Right now Honda sits fourth in the constructors’ championship, ahead only of Yamaha (and, at least, one place better than last year’s wooden spoon). The factory Repsol Honda team is last in the teams’ championship. It doesn’t have a single top-10 finish in a Sunday race this season. Joan Mir’s 11th at Portimao is as good as it’s got in the actual grands prix.

In the riders’ standings, injuries mean that both Marc Marquez and Mir are having a torrid year, with the six-time world champion in 19th and his 2020-championship winning team-mate all the way down in 26th.

Only Alex Rins, a surprise winner at the Circuit of the Americas on a satellite LCR bike, is inside the top 15 in 13th. And he hasn’t scored since that amazing Austin weekend three months ago.

Rins’ victory is Honda’s only MotoGP win since, quite remarkably, the 2021 Emilia Romagna Grand Prix that October, the last time that Marquez stood on the top step of the podium.


Beyond the championship standings, though, there’s another story: the long injury list that has been the result of an RC213V that loves to hurt its riders. Marquez has broken bones twice, first at the opening round at Portimao and again at the Sachsenring – a track where he’d essentially been undefeated before. Mir has missed multiple rounds thanks to his Mugello crash.

And, worst of all, Rins has sat out multiple races and looks set to miss more even despite the series’ five-week summer break after shattering his leg at Mugello last month. He faces an extensive rehabilitation period.

The result of all that is myriad rumours about imminent departures from Honda.

Rins seems all but locked into a switch to Yamaha despite his LCR contract for 2024, with the LCR team itself also reported to be speaking to KTM about ditching Honda all together after nearly two decades together in MotoGP.

Mir is reportedly in talks with Gresini Ducati about doing the same thing, a move that would reunite him with his 2020 championship-winning crew chief Frankie Carchedi.

And Marquez, Honda’s star prize, has refused to deny suggestions that he’s talking to other teams and team boss Alberto Puig has confirmed that Honda wouldn’t hold him against his will if he wants to go.

Marc Marquez

That presents a grim picture for the state of Honda. But is it really enough to break the will of a company whose whole mantra has been racing almost since its creation?

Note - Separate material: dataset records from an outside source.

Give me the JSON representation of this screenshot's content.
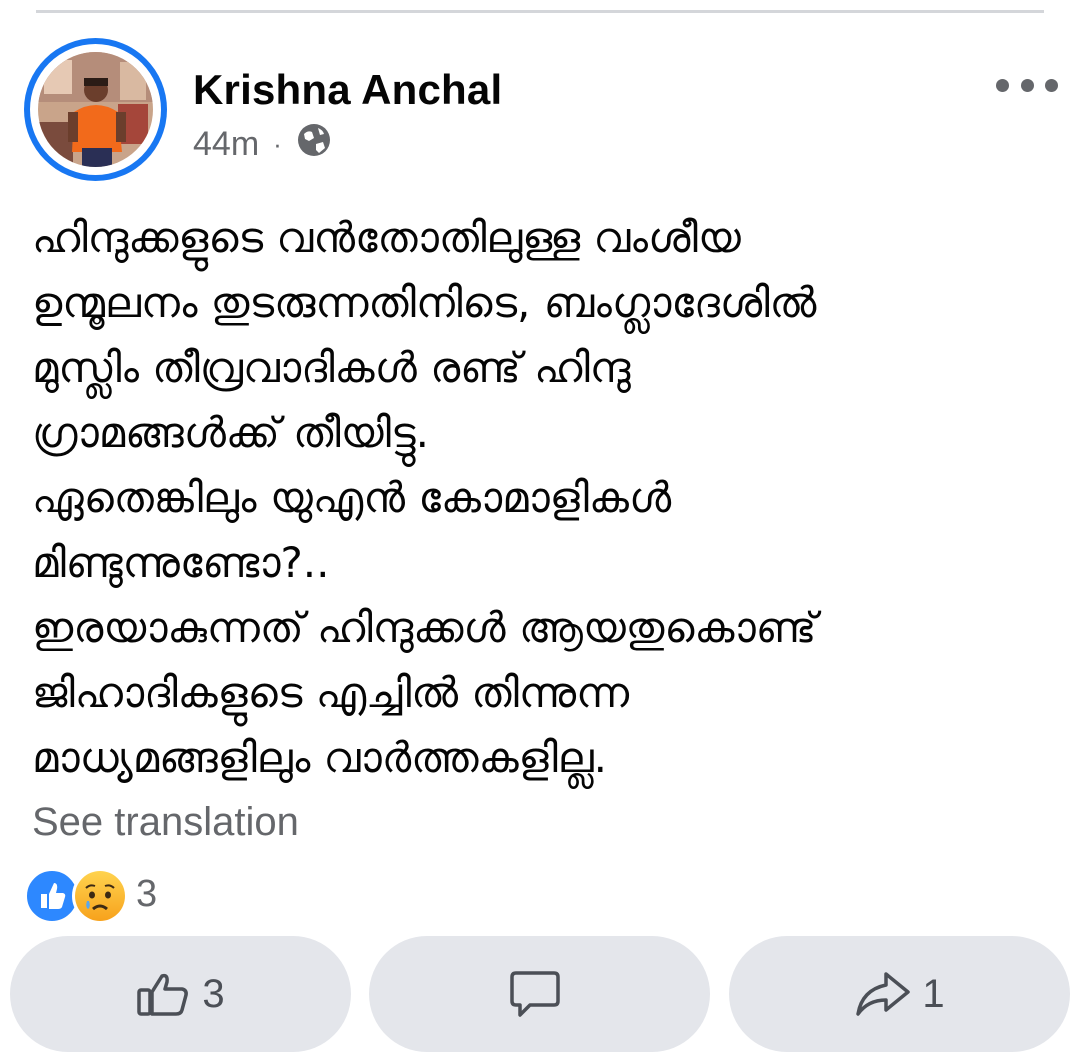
{
  "post": {
    "author_name": "Krishna Anchal",
    "timestamp": "44m",
    "separator": "·",
    "privacy_icon": "globe-icon",
    "more_icon": "more-dots-icon",
    "text_lines": [
      "ഹിന്ദുക്കളുടെ വൻതോതിലുള്ള വംശീയ",
      "ഉന്മൂലനം തുടരുന്നതിനിടെ, ബംഗ്ലാദേശിൽ",
      "മുസ്ലിം തീവ്രവാദികൾ രണ്ട് ഹിന്ദു",
      "ഗ്രാമങ്ങൾക്ക് തീയിട്ടു.",
      "ഏതെങ്കിലും യുഎൻ കോമാളികൾ",
      "മിണ്ടുന്നുണ്ടോ?..",
      "ഇരയാകുന്നത് ഹിന്ദുക്കൾ ആയതുകൊണ്ട്",
      "ജിഹാദികളുടെ എച്ചിൽ തിന്നുന്ന",
      "മാധ്യമങ്ങളിലും വാർത്തകളില്ല."
    ],
    "see_translation": "See translation"
  },
  "reactions": {
    "icons": [
      "like-reaction-icon",
      "sad-reaction-icon"
    ],
    "count": "3"
  },
  "actions": {
    "like_count": "3",
    "comment_count": "",
    "share_count": "1"
  },
  "colors": {
    "accent": "#1877f2",
    "like_blue": "#2d88ff",
    "button_bg": "#e4e6eb",
    "secondary_text": "#65676b"
  }
}
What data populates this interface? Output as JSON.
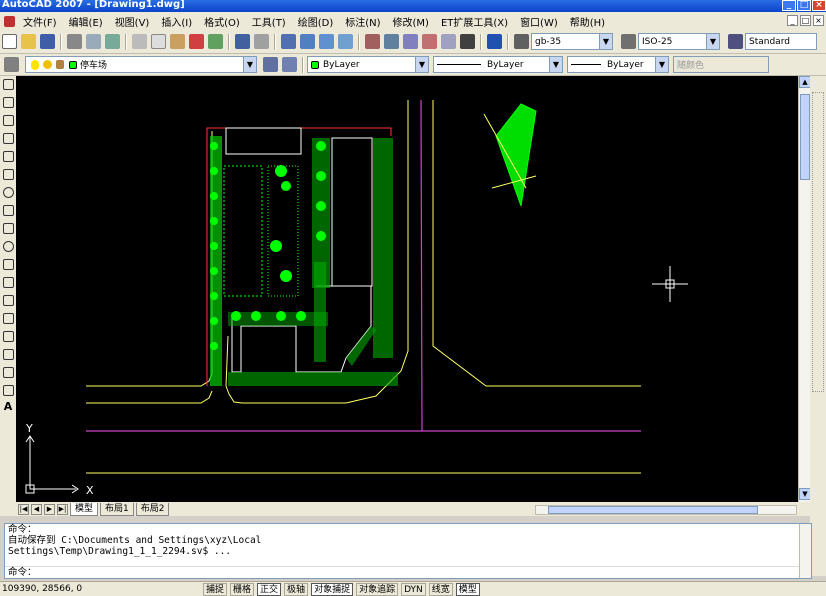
{
  "window": {
    "title": "AutoCAD 2007 - [Drawing1.dwg]",
    "controls": [
      "_",
      "□",
      "×"
    ]
  },
  "menu": {
    "items": [
      "文件(F)",
      "编辑(E)",
      "视图(V)",
      "插入(I)",
      "格式(O)",
      "工具(T)",
      "绘图(D)",
      "标注(N)",
      "修改(M)",
      "ET扩展工具(X)",
      "窗口(W)",
      "帮助(H)"
    ],
    "doc_controls": [
      "_",
      "□",
      "×"
    ]
  },
  "toolbar": {
    "text_style": "gb-35",
    "dim_style": "ISO-25",
    "table_style": "Standard"
  },
  "layers": {
    "current_layer": "停车场",
    "color": "ByLayer",
    "linetype": "ByLayer",
    "lineweight": "ByLayer",
    "plot_style": "随颜色"
  },
  "colors": {
    "canvas_bg": "#000000",
    "green": "#00ff00",
    "yellow": "#ffff66",
    "magenta": "#cc44cc",
    "red": "#ff3333",
    "white": "#ffffff"
  },
  "canvas": {
    "ucs_x": "X",
    "ucs_y": "Y"
  },
  "tabs": [
    "模型",
    "布局1",
    "布局2"
  ],
  "command": {
    "lines": [
      "命令：",
      "自动保存到 C:\\Documents and Settings\\xyz\\Local",
      "Settings\\Temp\\Drawing1_1_1_2294.sv$ ..."
    ],
    "prompt": "命令："
  },
  "status": {
    "coords": "109390, 28566, 0",
    "buttons": [
      {
        "label": "捕捉",
        "on": false
      },
      {
        "label": "栅格",
        "on": false
      },
      {
        "label": "正交",
        "on": true
      },
      {
        "label": "极轴",
        "on": false
      },
      {
        "label": "对象捕捉",
        "on": true
      },
      {
        "label": "对象追踪",
        "on": false
      },
      {
        "label": "DYN",
        "on": false
      },
      {
        "label": "线宽",
        "on": false
      },
      {
        "label": "模型",
        "on": true
      }
    ]
  }
}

Founded by Soichiro Honda in 1946 and producing its first motorcycle three years later in 1949, it first decided to go racing in 1954 by sending a team to prepare the way for an Isle of Man TT debut, something that finally came in 1959 – an event where it walked away from with the team prize after taking sixth through eighth and 11th in the 125cc class.

Clearly capturing hearts with this unexpected success, it wasn’t long after that Soichiro Honda uttered his famous line: “without racing, there is no Honda”, a mantra that it’s largely lived true to since.

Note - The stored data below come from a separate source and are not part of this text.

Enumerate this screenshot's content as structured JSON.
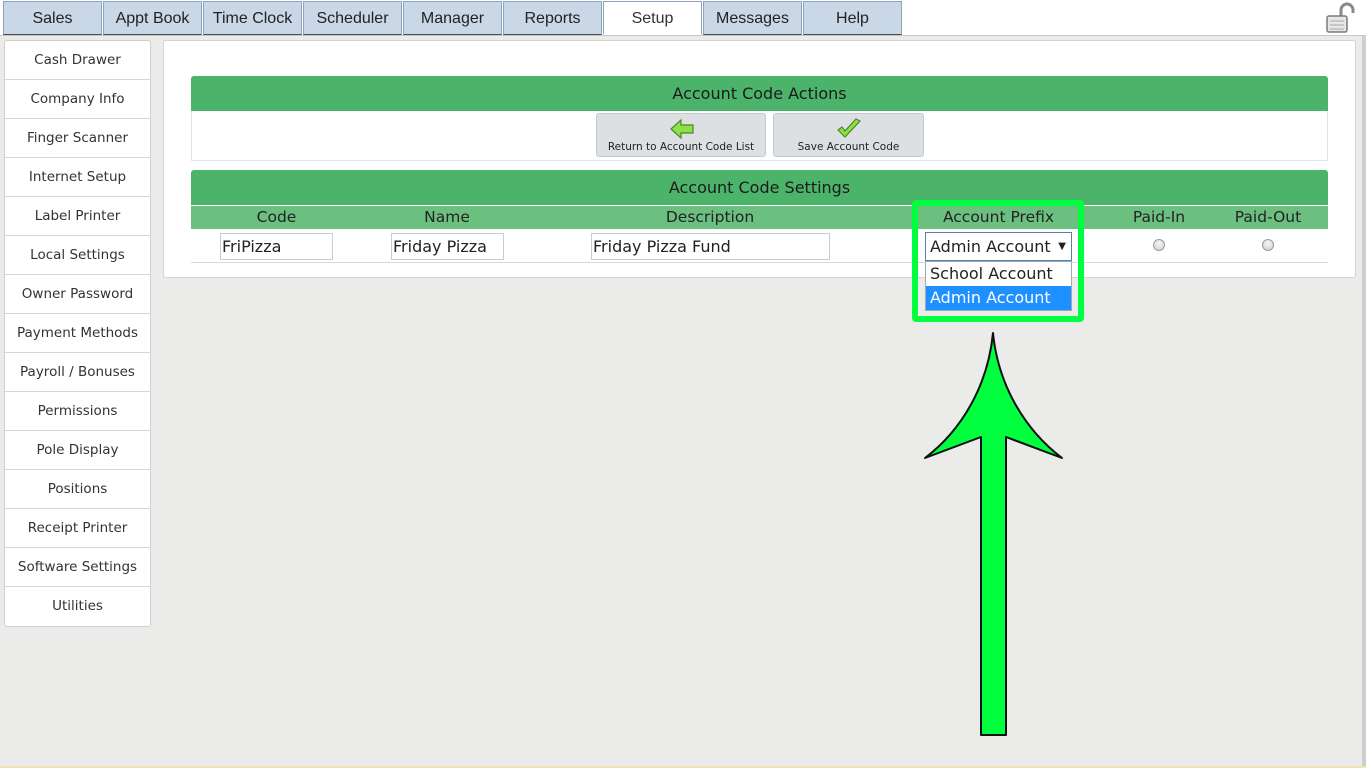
{
  "top_tabs": [
    {
      "label": "Sales"
    },
    {
      "label": "Appt Book"
    },
    {
      "label": "Time Clock"
    },
    {
      "label": "Scheduler"
    },
    {
      "label": "Manager"
    },
    {
      "label": "Reports"
    },
    {
      "label": "Setup",
      "active": true
    },
    {
      "label": "Messages"
    },
    {
      "label": "Help"
    }
  ],
  "lock_icon": "unlocked-padlock-icon",
  "sidebar": {
    "items": [
      {
        "label": "Cash Drawer"
      },
      {
        "label": "Company Info"
      },
      {
        "label": "Finger Scanner"
      },
      {
        "label": "Internet Setup"
      },
      {
        "label": "Label Printer"
      },
      {
        "label": "Local Settings"
      },
      {
        "label": "Owner Password"
      },
      {
        "label": "Payment Methods"
      },
      {
        "label": "Payroll / Bonuses"
      },
      {
        "label": "Permissions"
      },
      {
        "label": "Pole Display"
      },
      {
        "label": "Positions"
      },
      {
        "label": "Receipt Printer"
      },
      {
        "label": "Software Settings"
      },
      {
        "label": "Utilities"
      }
    ]
  },
  "actions": {
    "title": "Account Code Actions",
    "return_label": "Return to Account Code List",
    "return_icon": "back-arrow-icon",
    "save_label": "Save Account Code",
    "save_icon": "checkmark-icon"
  },
  "settings": {
    "title": "Account Code Settings",
    "columns": [
      "Code",
      "Name",
      "Description",
      "Account Prefix",
      "Paid-In",
      "Paid-Out"
    ],
    "row": {
      "code": "FriPizza",
      "name": "Friday Pizza",
      "description": "Friday Pizza Fund",
      "account_prefix": "Admin Account"
    },
    "prefix_options": [
      "School Account",
      "Admin Account"
    ],
    "prefix_selected_index": 1
  },
  "colors": {
    "header_green": "#4cb36a",
    "subheader_green": "#6cc07f",
    "highlight_green": "#00ff3e",
    "selected_blue": "#1e90ff",
    "tab_blue": "#c9d7e6"
  }
}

But apart from the (rather untypical for a Japanese brand) romance of its commitment to racing, there’s a more important financial reason why there’s no real reason to worry about Honda replicating Suzuki’s surprise MotoGP departure: the commercial success that it still enjoys, and which is directly linked to its racing pedigree.

Walk through any small town in South East Asia, and you’re all but guaranteed to see a flash of Repsol orange on a small-capacity motorcycle or underbone scooter. Honda sells 19 million motorcycles a year across the globe, dwarfing every other manufacturer by a considerable margin, and while that number might not be linked to racing success, it’s invariably linked to racing heritage.

Rossi's Crossed Up Wheelie, Malaysian Motogp, 2003

There’s a huge brand name recognition that comes from its decades of competition, a history that’s longer in some cases than the very countries in which it records some of its biggest sales.

Honda is racing, and racing is Honda to many millions. While that continues to be so, it’s not going anywhere.